The White House on Thursday refused to comment on a reported feud between the FBI and the Justice Department over whether to continue investigating the pay-to-play allegations surrounding the Clinton Foundation.

On Thursday morning, the Wall Street Journal reported that FBI agents and Justice Department corruption prosecutors were engaged in an internal battle over whether to aggressively pursue leads in the case, and that Justice Department officials told the agents in 2015 to "stand down" and stop investigating.

White House deputy press secretary Eric Schultz gave a non-direct answer when asked about the internal fight.

"The president places a huge priority on federal law enforcement maintaining high professional standards," Schultz told reporters. "He wants everyone in federal law enforcement to perform at their highest level."

The Journal report chronicled frustrations on both sides of the dispute over how hard to pursue the Clinton Foundation probe. Agents argued that they had found enough evidence to continue investigating allegations first made in a book by a conservative author called "Clinton Cash: The Untold Story of How and Why Foreign Governments and Businesses Helped Make Bill and Hillary Rich."

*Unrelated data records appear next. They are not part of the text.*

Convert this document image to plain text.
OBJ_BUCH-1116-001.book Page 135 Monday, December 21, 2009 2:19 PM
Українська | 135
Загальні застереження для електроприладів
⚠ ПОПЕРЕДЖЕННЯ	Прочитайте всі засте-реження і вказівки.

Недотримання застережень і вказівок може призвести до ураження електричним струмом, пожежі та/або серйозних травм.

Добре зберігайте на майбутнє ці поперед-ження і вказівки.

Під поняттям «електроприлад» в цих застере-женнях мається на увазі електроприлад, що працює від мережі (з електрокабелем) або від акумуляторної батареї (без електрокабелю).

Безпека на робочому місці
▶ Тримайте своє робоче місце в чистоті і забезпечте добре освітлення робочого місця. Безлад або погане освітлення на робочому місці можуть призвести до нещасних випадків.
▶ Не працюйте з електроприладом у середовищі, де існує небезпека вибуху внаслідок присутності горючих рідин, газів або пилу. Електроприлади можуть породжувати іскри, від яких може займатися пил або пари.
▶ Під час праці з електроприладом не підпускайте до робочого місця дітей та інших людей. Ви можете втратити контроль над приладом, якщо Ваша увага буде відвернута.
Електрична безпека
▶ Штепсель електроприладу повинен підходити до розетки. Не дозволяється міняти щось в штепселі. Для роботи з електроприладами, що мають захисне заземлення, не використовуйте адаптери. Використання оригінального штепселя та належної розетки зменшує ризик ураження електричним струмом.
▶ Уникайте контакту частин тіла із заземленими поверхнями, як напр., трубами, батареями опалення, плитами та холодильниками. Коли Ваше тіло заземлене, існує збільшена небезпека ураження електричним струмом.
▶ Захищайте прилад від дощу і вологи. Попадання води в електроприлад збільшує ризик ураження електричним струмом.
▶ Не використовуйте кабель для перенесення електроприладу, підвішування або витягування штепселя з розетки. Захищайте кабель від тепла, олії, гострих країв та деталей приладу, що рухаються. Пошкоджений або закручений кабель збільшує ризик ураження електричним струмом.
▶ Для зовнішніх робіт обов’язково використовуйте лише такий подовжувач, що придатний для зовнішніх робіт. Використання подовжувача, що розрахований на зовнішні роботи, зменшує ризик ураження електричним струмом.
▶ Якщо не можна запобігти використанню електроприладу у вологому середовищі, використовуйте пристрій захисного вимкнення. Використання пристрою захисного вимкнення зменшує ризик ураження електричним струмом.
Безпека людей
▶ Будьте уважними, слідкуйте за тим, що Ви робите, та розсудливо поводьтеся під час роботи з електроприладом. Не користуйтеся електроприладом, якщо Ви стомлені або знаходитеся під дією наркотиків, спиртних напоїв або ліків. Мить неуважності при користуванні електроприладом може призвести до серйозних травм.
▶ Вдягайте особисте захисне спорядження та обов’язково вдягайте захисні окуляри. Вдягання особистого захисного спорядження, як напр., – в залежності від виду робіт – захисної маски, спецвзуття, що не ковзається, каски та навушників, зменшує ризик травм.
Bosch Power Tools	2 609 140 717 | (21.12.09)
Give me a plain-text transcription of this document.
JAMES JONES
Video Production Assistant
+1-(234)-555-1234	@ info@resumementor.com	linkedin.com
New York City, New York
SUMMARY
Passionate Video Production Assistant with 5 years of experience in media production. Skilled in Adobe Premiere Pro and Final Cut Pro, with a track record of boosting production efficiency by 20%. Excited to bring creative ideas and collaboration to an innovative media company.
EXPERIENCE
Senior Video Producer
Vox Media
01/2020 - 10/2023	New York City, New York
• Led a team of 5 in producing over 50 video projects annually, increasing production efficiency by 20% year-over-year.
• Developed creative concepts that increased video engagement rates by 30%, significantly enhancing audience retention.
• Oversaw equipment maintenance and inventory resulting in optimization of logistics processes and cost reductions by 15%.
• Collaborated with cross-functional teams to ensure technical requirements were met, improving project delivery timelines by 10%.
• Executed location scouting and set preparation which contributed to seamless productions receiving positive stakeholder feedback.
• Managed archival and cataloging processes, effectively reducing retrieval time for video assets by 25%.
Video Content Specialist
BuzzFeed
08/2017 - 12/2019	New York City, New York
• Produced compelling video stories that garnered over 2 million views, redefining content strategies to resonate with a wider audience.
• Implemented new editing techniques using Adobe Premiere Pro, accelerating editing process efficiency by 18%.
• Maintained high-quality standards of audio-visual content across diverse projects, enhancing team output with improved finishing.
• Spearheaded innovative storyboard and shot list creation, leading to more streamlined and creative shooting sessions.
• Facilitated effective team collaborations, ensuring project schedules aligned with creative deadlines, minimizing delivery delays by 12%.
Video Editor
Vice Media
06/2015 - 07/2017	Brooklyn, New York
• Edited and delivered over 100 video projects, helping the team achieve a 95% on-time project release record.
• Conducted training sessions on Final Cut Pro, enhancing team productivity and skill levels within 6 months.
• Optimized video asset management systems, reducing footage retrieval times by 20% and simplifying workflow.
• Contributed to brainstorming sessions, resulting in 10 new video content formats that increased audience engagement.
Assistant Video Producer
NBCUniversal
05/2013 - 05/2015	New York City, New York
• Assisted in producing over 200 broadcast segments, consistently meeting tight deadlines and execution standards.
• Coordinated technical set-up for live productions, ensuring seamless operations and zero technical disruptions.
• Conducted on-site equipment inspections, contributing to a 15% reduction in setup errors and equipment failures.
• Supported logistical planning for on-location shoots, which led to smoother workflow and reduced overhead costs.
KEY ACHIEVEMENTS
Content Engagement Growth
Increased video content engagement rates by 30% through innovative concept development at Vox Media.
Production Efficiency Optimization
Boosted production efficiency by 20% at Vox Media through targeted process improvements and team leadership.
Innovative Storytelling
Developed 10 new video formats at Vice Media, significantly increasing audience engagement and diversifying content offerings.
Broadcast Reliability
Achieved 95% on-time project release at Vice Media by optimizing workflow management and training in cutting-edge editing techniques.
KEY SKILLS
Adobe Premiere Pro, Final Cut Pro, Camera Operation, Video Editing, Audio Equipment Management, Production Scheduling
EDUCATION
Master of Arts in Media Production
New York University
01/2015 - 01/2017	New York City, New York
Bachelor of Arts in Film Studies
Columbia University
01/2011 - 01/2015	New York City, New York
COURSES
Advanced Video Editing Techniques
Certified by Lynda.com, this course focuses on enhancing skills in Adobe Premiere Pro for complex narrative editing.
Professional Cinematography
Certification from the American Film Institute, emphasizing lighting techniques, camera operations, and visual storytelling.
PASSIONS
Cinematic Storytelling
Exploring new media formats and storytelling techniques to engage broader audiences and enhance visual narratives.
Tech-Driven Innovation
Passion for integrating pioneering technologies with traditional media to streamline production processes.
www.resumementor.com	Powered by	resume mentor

The DOJ prosecutors didn't think much of the evidence the FBI found, including recorded conversations of a suspect in a public-corruption case. They considered it hearsay, according to the Journal, because the person who was secretly recorded "wasn't inside the Clinton Foundation."

Details of the internal divisions in the probe are emerging amid a firestorm over FBI Director James Comey's letter to Congress Friday notifying lawmakers that the agency is reviewing new emails that could be relevant in a separate FBI investigation of Clinton's email arrangement while secretary of state. The rare letter to Congress came less than two weeks before Election Day, leading Democrats to slam the move as improper and unprecedented.

Fox News reported that the FBI will continue its investigation into the Clinton Foundation, and are seeing it as a "very high priority."